L’innovation frugale désigne la capacité à inventer des solutions efficaces dans des contextes de ressources limitées, souvent à travers le recyclage, le bricolage ou les pratiques collectives d’ingéniosité. Cet axe met en valeur des expériences comme les Fab Labs, les systèmes de paiement mobile ou encore les cartographies participatives autochtones. Ces pratiques permettent de repenser le numérique à partir des besoins situés et d’inscrire la technologie dans une logique d’autonomie, de justice sociale et de créativité populaire. Les communications pourront aborder ces initiatives comme des alternatives crédibles au modèle dominant d’innovation capitalistique et énergivore.

4. Activismes et résistances numériques

Les technologies numériques sont aussi utilisées comme instruments de résistance et de mobilisation politique. Cet axe s’intéresse aux pratiques d’activisme numérique qui mobilisent les réseaux sociaux pour contester les pouvoirs établis, revendiquer des droits ou construire de nouvelles formes de subjectivité collective. Il met également en lumière les stratégies de détournement ou d’infra-politique qui permettent à des groupes marginalisés d’utiliser le numérique comme espace de communication autonome, hors des logiques dominantes. Les contributions pourront analyser ces expériences comme des formes d’appropriation du numérique, productrices de contre-discours et de nouvelles pratiques de gouvernance citoyenne.

5. Cultures, savoirs endogènes et anthropologie de l’IA : pouvoirs, résistances et imaginaires

Cet axe propose d’interroger les usages de l’intelligence artificielle et des technologies numériques dans les domaines de la culture, des pratiques anthropologiques et des savoirs endogènes. Il s’agit de comprendre comment l’IA reconfigure la production culturelle, les dynamiques sociales et les formes de connaissance locales, tout en suscitant des résistances et de nouveaux imaginaires. Sur le plan culturel, l’IA transforme les modes de création et de diffusion des œuvres, tout en soulevant le risque d’une homogénéisation des imaginaires, comme l’ont montré Lev Manovich (2001) dans ses travaux sur la culture numérique et Shoshana Zuboff (2019) sur l’économie de la surveillance.
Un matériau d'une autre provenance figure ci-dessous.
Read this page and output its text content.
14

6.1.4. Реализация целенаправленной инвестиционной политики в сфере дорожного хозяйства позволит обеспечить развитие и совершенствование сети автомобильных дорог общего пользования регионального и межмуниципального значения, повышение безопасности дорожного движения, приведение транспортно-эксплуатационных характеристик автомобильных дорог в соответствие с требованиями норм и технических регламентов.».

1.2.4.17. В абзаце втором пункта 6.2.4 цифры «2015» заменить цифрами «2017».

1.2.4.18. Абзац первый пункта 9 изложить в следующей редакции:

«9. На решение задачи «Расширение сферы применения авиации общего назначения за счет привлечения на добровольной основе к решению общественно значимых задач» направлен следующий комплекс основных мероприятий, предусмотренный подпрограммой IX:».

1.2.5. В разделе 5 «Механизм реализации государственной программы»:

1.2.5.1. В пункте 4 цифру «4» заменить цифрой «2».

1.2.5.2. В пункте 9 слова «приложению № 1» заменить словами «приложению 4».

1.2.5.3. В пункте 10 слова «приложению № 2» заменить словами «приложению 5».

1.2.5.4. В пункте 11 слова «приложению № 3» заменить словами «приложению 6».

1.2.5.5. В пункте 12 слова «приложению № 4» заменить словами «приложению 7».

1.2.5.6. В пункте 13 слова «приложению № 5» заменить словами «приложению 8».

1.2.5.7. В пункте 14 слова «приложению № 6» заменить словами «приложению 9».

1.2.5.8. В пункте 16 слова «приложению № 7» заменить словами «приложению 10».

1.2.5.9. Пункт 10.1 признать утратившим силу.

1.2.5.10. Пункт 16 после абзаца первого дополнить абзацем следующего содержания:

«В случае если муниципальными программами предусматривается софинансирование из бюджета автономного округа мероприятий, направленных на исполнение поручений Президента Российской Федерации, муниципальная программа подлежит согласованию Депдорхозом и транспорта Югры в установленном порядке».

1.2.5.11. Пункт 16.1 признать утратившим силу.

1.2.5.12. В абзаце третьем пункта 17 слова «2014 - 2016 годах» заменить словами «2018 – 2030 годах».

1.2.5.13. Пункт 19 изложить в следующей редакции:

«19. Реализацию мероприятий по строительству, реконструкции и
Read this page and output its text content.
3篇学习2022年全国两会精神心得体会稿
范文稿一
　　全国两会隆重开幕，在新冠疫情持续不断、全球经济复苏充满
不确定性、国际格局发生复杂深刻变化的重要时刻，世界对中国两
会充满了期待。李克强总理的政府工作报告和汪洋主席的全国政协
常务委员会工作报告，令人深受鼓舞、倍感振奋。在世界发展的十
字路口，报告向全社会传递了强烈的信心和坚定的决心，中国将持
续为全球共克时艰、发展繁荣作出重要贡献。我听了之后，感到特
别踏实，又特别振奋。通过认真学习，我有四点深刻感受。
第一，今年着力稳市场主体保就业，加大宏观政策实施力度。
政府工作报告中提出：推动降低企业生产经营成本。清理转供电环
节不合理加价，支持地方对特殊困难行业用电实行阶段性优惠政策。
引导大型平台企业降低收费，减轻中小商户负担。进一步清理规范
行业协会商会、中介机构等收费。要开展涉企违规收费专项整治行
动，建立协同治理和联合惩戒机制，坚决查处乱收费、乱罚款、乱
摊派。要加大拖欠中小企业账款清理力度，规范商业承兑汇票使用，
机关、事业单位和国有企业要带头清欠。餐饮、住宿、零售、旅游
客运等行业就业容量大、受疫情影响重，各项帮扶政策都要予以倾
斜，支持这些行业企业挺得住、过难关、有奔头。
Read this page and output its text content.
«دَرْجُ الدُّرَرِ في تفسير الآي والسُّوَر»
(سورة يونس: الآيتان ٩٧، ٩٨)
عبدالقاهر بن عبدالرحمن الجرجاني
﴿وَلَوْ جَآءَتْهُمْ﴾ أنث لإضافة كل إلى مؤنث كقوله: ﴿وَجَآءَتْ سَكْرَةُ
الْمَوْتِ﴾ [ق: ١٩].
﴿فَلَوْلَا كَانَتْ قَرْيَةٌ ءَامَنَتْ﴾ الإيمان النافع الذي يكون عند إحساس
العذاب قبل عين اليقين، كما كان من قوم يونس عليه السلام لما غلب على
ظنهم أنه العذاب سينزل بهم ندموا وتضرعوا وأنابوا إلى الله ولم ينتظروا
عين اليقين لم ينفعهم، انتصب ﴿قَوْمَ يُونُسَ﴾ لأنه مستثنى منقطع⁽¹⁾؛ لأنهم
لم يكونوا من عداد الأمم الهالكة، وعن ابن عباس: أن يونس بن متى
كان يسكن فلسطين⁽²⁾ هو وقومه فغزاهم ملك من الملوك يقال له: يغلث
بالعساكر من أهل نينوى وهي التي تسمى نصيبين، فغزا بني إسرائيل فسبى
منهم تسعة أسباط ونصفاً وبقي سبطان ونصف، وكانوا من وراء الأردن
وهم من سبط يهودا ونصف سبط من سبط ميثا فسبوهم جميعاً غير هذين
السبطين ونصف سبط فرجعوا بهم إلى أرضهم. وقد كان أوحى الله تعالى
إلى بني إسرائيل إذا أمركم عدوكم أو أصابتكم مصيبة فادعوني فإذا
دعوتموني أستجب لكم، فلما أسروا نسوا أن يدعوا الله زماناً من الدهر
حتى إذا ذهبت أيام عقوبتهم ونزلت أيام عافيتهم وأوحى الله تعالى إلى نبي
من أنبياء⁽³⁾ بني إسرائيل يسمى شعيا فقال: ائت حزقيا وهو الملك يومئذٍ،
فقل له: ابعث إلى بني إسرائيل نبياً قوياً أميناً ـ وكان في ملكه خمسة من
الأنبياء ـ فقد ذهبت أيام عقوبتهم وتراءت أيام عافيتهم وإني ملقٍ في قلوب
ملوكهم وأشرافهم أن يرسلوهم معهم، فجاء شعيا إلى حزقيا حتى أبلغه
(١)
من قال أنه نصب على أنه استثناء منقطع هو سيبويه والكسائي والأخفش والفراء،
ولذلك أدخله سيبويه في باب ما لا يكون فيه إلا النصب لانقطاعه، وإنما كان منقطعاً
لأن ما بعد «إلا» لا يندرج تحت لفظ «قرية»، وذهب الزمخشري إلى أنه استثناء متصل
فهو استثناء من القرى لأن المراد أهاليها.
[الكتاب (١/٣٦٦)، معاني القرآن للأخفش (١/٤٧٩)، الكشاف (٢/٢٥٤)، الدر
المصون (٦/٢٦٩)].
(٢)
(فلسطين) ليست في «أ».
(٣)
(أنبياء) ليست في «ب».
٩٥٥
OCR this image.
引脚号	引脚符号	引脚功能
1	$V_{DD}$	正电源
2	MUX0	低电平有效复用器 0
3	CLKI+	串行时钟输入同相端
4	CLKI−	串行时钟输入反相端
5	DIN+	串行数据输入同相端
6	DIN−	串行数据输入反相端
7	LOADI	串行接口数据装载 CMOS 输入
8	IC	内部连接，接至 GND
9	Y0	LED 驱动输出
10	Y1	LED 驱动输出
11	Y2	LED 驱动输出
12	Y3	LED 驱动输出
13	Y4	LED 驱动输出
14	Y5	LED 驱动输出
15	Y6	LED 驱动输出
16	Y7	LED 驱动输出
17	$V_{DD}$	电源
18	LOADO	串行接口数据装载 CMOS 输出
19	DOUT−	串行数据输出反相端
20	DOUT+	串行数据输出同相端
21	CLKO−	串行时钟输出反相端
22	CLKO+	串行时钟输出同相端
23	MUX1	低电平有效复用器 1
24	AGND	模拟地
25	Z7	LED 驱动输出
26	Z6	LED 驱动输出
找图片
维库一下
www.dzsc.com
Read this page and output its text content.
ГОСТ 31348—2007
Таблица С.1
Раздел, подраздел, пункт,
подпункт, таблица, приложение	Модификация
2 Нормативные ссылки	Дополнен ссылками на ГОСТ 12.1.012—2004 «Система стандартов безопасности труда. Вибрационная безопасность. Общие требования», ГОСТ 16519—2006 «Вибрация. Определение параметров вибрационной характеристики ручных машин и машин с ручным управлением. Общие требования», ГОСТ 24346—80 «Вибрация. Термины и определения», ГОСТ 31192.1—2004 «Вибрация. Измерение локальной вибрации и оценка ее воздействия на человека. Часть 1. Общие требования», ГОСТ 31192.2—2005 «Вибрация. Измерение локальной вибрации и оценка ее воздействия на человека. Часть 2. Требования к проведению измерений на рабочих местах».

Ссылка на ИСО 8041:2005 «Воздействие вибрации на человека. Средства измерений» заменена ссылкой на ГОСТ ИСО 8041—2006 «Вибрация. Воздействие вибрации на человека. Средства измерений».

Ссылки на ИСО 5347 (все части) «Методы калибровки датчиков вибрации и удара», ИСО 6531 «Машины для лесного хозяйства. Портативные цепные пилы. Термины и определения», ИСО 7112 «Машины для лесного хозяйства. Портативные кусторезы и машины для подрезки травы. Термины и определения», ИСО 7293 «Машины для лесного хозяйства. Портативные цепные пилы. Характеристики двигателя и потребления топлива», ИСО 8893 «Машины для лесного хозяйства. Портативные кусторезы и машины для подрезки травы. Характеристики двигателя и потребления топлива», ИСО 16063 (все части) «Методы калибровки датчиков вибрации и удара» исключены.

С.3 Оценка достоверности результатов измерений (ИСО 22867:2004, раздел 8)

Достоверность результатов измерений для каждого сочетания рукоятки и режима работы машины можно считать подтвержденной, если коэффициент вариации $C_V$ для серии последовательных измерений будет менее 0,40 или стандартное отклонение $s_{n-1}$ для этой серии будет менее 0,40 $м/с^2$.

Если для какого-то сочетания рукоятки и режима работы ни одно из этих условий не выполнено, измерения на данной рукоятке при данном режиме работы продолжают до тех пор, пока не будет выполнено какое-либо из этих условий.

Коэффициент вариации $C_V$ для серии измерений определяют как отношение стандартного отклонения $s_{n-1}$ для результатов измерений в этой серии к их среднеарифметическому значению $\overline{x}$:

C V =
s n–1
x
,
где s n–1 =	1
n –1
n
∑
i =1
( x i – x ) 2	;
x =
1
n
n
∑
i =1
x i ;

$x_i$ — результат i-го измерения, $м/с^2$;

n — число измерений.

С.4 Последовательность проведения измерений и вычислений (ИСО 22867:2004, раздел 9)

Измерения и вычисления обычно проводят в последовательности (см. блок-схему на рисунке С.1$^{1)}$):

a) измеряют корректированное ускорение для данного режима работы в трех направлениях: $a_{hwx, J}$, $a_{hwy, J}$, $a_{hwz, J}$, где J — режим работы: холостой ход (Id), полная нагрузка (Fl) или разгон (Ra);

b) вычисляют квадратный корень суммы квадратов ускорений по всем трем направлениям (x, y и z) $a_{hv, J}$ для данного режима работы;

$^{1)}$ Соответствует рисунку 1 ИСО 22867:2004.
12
Dans une perspective anthropologique, il convient d’examiner comment les communautés locales s’approprient, détournent ou résistent aux usages imposés des technologies, rejoignant ainsi les approches de Clifford Geertz (1973) sur l’interprétation des cultures et de Tim Ingold (2011) sur l’anthropologie du vivant. Les innovations liées à l’IA rencontrent également les savoirs endogènes. Achille Mbembe (2020) et Souleymane Bachir Diagne (2011) insistent sur l’importance de penser des hybridations entre techniques contemporaines et pratiques traditionnelles (santé, agriculture, artisanat, rituels), ouvrant la voie à une réflexion sur des épistémologies africaines et situées.

Cet axe se veut aussi critique. Dominique Cardon (2015), Cathy O’Neil (2016) et Ruha Benjamin (2019) ont montré combien les algorithmes peuvent reproduire des biais, renforcer les inégalités et alimenter la surveillance. Pourtant, ces mêmes outils peuvent aussi servir à imaginer des alternatives éthiques, inclusives et locales.

Enfin, l’IA engage des prospectives et des imaginaires. Donna Haraway (1991) et Yuk Hui (2016) nous invitent à penser des futurs technologiques pluriels, non réductibles à une vision occidentalo-centrée, mais ouverts aux récits endogènes et aux mythologies locales. Ainsi, cet axe propose de croiser les regards sur l’IA à partir des cultures, savoirs endogènes et pratiques anthropologiques, afin d’en révéler les pouvoirs, les résistances et les horizons d’innovation.